A Modern Samaritan Parable, Part 2
... Continued from yesterday.
Meanwhile, back at the bar, the two policemen paid their tabs and said goodnight to Ike. He was glad to see them go as they were his last two customers for the evening. He locked the door behind them and turned to close out the register and clear up the tables.
Joe and Pete, the two policeman, walked across the parking lot to their cars. "See you in the morning," Joe said.
Pete pointed out a dark shape in the parking lot that seemed to be half under a car, near where Joe was standing. "Hey, Joe, what's that?"
Joe, who had worked all day, and was anxious to finally get home to bed, said, "I bet it's Sam is sleeping off the scotch." They both shrugged and drove away.

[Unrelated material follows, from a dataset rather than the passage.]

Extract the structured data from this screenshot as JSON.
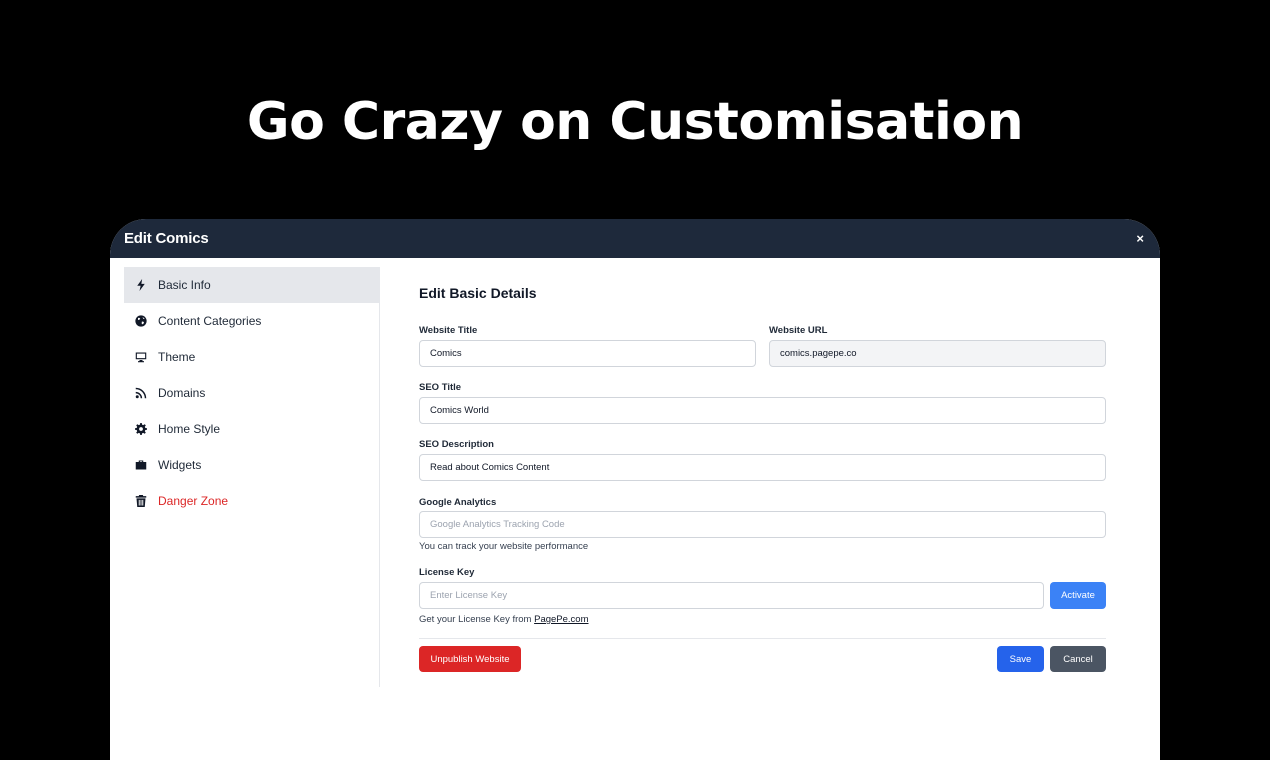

By this time, Sam had made it back to the bar's parking lot on his long walk home. He, too, saw the shape near the back of the car. He walked over and squatted down to see what it was. Reaching out, he turned the shape over and realized it was a person. In the dim light that puddled in the parking lot from the bar, he could make out the Nick's features. "Shit," he murmured. Nick was unconscious, and blood was flowing from a gash on his head. Nick's open, empty wallet was thrown into a puddle on the ground near the back tire of the car.
Everything in Sam's being urged him to stand up and walk away. He hated this man. Who knew where the punks were who had stolen Nick's money and credit cards after hitting him in the head? They could come back. Sam stood up, looking around the parking lot and then back down at Nick again. He slammed his hand onto the trunk of the car in disgust, and then dropped to his knees next to Nick. He was using his shirt to try to stop the bleeding when he heard someone approach him from behind.
"Sam, what the hell have you done!" Ike yelled, running the last few steps to where the two men were in the lot.
"I didn't do this! I found him here."
"Right. Sure you did." Ike's disbelief was more than apparent in his sarcastic reply.
"Come on, Ike, open up the bar. I need to get him out of this rain and call for some help."
Ike looked back at him, and the fear that appeared in his eyes was barely visible in the dim light. "Maybe that's not such a great idea, Sam."
"Open the bar, Ike. I didn't hurt Nick; I won't hurt you."
After a full minute of indecision, during which Sam stripped off his sodden shirt to better use it to stop the bleeding, Ike finally said, "I'll grab his legs. Let's get him into the bar."
Two hours later, Sam opened the door to his apartment. The ambulance had finally arrived at the bar to transport the groggy Nick to the hospital. The only thing that had kept the responding police officers from arresting Sam had been Nick's barely coherent statement describing his attackers.
Nothing had really changed in Sam's life -- he was still on the road to bankruptcy and divorce, he still couldn't see where his future was leading. Somehow, though, he felt that he had turned an important corner, and that somewhere, there was light.